Reviewed by Jason Harrell
“Heartless” by Krystal Claxton is an odd, but good, story. It is narrated by an unnamed “Shebeast” who, raised to feed on men, has turned her back on that life and lives alone in the woods healing them instead. Our narrator finds a man in the woods near her house one day, left for dead by another one of her kind. She nurses the man back to health, which draws the other Shebeast back to finish the man off. It’s an interesting story. You’re not quite sure where it’s going when it starts, but it quickly and gracefully resolves itself into a fairly skillful allegory. In this world, words and feelings can injure or heal on an external or physical level as surely as they can on a psychic or emotional level in our world. It is an interesting take on loss, heartbreak, love and the power of the words we choose to use. Worth your time.

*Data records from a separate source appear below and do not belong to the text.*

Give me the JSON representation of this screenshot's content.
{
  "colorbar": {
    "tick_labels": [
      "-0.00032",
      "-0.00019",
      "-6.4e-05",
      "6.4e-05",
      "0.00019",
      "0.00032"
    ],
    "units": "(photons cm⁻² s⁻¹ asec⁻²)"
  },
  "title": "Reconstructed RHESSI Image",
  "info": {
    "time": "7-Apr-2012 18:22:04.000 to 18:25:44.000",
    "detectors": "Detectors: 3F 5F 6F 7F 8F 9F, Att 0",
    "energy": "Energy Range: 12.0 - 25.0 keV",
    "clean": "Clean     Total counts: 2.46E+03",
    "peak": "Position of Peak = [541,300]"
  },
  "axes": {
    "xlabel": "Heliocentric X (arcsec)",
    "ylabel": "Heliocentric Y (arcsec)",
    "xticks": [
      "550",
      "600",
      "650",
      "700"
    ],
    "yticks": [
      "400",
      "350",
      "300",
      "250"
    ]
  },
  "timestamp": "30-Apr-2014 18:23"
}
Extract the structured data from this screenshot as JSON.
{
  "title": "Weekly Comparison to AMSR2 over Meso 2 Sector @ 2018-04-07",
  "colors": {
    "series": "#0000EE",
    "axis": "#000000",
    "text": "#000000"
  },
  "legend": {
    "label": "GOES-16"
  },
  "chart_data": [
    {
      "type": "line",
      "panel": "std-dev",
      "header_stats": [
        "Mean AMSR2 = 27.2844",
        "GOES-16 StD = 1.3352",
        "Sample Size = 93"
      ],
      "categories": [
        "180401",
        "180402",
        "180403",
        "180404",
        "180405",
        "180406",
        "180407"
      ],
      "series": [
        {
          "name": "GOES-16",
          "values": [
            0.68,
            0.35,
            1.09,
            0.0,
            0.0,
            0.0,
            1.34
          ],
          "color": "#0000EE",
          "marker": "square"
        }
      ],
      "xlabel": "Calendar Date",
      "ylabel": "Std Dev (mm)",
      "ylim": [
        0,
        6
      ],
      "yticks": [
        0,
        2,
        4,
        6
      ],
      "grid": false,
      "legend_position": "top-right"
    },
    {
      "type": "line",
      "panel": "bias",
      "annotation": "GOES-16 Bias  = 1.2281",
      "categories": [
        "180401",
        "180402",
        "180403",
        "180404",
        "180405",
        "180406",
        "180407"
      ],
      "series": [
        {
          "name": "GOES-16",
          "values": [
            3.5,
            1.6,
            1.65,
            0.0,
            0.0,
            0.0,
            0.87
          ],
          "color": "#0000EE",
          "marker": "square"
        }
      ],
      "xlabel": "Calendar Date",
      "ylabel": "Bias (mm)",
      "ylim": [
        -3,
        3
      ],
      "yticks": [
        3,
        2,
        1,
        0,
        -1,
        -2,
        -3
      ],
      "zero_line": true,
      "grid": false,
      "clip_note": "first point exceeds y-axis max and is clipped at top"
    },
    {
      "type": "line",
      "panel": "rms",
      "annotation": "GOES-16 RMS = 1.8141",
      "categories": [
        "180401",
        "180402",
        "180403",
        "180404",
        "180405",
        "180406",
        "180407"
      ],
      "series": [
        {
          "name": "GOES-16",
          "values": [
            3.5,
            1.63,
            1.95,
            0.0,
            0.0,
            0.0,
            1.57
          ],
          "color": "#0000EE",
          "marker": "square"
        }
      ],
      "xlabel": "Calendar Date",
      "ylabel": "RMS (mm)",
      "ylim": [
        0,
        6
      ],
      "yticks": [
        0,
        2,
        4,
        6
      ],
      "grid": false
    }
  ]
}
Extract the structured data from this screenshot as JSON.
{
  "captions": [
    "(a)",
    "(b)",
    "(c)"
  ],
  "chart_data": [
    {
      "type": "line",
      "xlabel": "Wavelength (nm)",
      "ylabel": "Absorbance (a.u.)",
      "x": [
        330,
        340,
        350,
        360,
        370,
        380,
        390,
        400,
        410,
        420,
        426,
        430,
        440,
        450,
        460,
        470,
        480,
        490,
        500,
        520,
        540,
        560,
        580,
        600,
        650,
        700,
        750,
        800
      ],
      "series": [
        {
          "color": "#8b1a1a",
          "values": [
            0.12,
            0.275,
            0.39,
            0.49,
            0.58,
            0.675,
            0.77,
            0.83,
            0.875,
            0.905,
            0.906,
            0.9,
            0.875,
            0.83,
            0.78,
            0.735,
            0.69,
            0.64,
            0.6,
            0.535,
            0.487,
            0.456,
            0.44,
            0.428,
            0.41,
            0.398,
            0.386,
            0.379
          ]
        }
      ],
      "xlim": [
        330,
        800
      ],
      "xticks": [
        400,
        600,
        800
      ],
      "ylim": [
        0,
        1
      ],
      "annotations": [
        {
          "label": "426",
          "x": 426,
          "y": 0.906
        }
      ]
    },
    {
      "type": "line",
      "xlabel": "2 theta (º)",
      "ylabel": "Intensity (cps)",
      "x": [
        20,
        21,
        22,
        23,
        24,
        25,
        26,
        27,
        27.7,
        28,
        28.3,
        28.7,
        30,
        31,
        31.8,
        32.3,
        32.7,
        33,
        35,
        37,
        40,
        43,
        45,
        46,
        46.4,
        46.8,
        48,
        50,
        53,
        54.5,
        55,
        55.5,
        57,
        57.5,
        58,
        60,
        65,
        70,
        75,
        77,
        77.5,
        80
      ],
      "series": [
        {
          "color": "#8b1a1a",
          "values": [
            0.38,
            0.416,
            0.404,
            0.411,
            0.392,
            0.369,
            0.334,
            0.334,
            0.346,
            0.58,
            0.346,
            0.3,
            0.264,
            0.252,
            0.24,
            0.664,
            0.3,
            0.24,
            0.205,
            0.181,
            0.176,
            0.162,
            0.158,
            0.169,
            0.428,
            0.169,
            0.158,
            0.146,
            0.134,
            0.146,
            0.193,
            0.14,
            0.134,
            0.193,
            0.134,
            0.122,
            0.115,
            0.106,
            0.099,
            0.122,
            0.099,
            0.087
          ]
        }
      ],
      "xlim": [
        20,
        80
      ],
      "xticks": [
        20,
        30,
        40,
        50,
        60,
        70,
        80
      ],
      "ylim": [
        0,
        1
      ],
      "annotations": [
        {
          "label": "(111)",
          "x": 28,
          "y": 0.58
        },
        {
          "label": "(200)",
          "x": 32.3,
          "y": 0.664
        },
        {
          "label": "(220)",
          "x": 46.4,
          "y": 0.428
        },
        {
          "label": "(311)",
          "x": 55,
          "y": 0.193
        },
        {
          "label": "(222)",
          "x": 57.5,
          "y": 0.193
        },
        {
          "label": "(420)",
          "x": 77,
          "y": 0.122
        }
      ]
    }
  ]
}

On the other hand “Underworld” by Katherine Mankiller is, to be charitable, not good. It attempts to tell the story of a teenager who, while trying to rescue his mother from what he thinks is the “Greek Mafia” realizes that he is up against modern-day versions of the Olympian Gods and that he himself is a demigod. It is amateurish in construction, the dialogue is tin-eared and stilted, and the author quickly loses sight of “show, don’t tell.” The story also turns at about the halfway mark into a particularly grating type of wish-fulfillment wherein the protagonist is the best and coolest and most skilled and whatever minor flaws he might possess don’t really matter. All in all I would say that while there is the kernel of a decent idea there, the execution is lacking and leaves very much to be desired. If tales of modern Olympians are what floats your boat, this has been handled in a more interesting fashion elsewhere and I would suggest you seek those alternatives instead.